SurrogateSHAP

Code repository for SurrogateSHAP: Training-Free Contributor Attribution for Text-to-Image (T2I) Models.

Overview

This repository provides a framework for data contributor attribution in generative models across three distinct settings: Class-Conditional Diffusion (DDPM on CIFAR-20), Latent Diffusion (Stable Diffusion on ArtBench), and Rectified Flow Transformers (FLUX.1-dev on Fashion-Product).
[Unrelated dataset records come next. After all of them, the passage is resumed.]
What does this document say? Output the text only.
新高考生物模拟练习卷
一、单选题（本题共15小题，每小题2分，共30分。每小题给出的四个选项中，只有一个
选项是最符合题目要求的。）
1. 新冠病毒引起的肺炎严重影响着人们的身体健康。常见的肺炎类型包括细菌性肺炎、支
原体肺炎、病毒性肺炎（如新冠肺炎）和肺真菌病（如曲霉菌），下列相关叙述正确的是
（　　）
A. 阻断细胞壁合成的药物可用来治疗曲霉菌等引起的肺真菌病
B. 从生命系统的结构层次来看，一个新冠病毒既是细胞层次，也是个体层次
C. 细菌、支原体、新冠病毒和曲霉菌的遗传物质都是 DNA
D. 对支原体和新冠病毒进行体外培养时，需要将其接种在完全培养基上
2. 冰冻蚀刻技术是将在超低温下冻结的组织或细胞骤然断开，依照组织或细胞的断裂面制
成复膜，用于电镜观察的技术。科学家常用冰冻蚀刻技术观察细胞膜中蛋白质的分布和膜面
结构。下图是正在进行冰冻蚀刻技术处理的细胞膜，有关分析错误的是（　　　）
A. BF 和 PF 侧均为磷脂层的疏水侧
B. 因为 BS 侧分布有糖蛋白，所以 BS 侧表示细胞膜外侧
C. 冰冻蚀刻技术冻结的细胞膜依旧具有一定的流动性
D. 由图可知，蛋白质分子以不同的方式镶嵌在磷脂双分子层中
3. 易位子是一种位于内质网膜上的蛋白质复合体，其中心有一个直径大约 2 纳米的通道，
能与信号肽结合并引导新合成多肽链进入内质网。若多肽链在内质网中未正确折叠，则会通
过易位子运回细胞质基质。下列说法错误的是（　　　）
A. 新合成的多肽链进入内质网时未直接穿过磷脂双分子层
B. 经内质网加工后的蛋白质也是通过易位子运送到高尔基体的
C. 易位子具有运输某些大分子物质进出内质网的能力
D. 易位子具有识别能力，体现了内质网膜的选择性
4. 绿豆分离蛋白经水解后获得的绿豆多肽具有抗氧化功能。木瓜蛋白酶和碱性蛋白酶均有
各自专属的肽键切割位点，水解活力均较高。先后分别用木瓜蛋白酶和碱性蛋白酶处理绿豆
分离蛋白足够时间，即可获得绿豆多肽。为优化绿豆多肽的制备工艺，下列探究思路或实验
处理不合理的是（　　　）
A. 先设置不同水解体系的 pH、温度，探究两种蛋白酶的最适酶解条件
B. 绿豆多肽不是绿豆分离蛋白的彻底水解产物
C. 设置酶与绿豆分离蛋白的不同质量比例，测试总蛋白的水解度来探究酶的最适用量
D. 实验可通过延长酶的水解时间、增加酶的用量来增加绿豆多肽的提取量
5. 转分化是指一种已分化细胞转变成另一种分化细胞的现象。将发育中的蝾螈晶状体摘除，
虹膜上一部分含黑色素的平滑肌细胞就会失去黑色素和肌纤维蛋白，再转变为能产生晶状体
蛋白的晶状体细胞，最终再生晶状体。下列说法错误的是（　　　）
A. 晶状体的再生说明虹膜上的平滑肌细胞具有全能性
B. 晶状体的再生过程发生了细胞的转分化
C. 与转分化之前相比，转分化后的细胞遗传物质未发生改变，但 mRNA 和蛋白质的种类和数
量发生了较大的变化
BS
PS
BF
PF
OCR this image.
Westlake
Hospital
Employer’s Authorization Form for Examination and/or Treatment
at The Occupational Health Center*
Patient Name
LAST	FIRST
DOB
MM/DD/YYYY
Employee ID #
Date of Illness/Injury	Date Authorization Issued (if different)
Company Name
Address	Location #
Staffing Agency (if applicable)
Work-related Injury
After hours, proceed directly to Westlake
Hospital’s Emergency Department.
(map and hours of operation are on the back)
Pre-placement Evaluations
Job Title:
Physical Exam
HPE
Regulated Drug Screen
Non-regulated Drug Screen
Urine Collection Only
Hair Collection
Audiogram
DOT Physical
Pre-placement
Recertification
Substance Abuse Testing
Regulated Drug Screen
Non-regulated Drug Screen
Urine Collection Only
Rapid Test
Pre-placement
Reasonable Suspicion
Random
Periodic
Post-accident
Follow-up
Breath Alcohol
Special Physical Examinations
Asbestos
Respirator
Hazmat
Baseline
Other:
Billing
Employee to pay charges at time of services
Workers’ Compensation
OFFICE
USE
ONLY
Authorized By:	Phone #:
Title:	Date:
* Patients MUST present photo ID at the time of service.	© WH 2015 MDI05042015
Given an observed model behavior (e.g., FID, IS, aesthetic score, mean lpips, and diversity), SurrogateSHAP helps identify which contributors most influence that behavior—efficiently.

Installation

pip install -r requirements.txt

Project Structure

cfg_att/
├── configs/
│   ├── ddim_config.py            # DDIM/DDPM configs
│   └── sd_config.py              # Stable Diffusion LoRA configs
|
├── src/
│   ├── models/                   # Model architectures
│   ├── attributions/
|   |   └──methods/               # Gradient computes for IF approximations, e.g. D-TRAK, TRAK, DAS, IF
|   |      └──shapley             # GBT fitting and SurrogateSHAP compute
│   ├── datasets.py               # Dataset loaders
│   └── utils.py                  # Utilities
|
├── cifar20/
│   ├── main.py                   # Train diffusion model
│   ├── compute_model_behavior.py # Model behavior evaluation (e.g., FID & IS)
│   ├── prune.py                  # Pruning steps for sFT
│   ├── unlearn.py                # Fine-tuning proxy (e.g., sFT)
│   └── compute_lds.py            # Compute LDS for methods for all methods, e.g. SurrogateSHAP and other baselines
|
├── text_to_image_sd/             # Stable Diffusion workflows
|   └──baselines/                 # code for baseline computation, e.g. clip similarity & pixel similarity
│   ├── train_text_to_image_lora.py # Train SD with LoRA
│   ├── compute_model_behavior.py # Model behavior evaluation (Aesthetic Score)
│   ├── prune_lora.py             # Pruning steps for sFT
│   ├── baseline_lds.py           # Compute LDS for baseline methods, e.g. LOO, D-TRAK, TRAK, DAS
│   └── compute_lds.py            # Compute LDS for methods based on Shapley value, e.g. SurrogateSHAP
|
├── text_to_image_flux/           # FLUX.1dev
|   ├──preprocess_product_data/   # Preprocessing steps for fashion-product dataset
|   └──baselines/                 # code for baseline computation, e.g. clip similarity & pixel similarity
│   ├── train_lora_flux.py.py     # Train SD with LoRA
│   ├── compute_fashion_metrics.py # Model behavior evaluation (LPIPS, Diversity)
│   ├── prune_lora.py             # Pruning steps for sFT
│   ├── baseline_lds.py           # Compute LDS for baseline methods, e.g. LOO, D-TRAK, TRAK, DAS
│   └── compute_lds.py            # Compute LDS for methods based on Shapley value, e.g. SurrogateSHAP
|
└── shapley_exp/                  # Synthetic experiments for SurrogateSHAP

Usage: CIFAR-20

1. Train a Diffusion Model

python cifar20/main.py \
  --dataset cifar20 \
  --method retrain \
  --opt_seed 42 \
  --outdir ./outputs

2. Compute Model Behavior

Evaluate subsets to compute model behaviors (FID & Inception Score):

python cifar20/compute_model_behavior.py \
  --dataset cifar20 \
  --ckpt_path ./outputs/full/models \
  --removal_dist shapley \
  --removal_idx 0

3. Compute Attribution Scores with Linear Datamodel Score (LDS)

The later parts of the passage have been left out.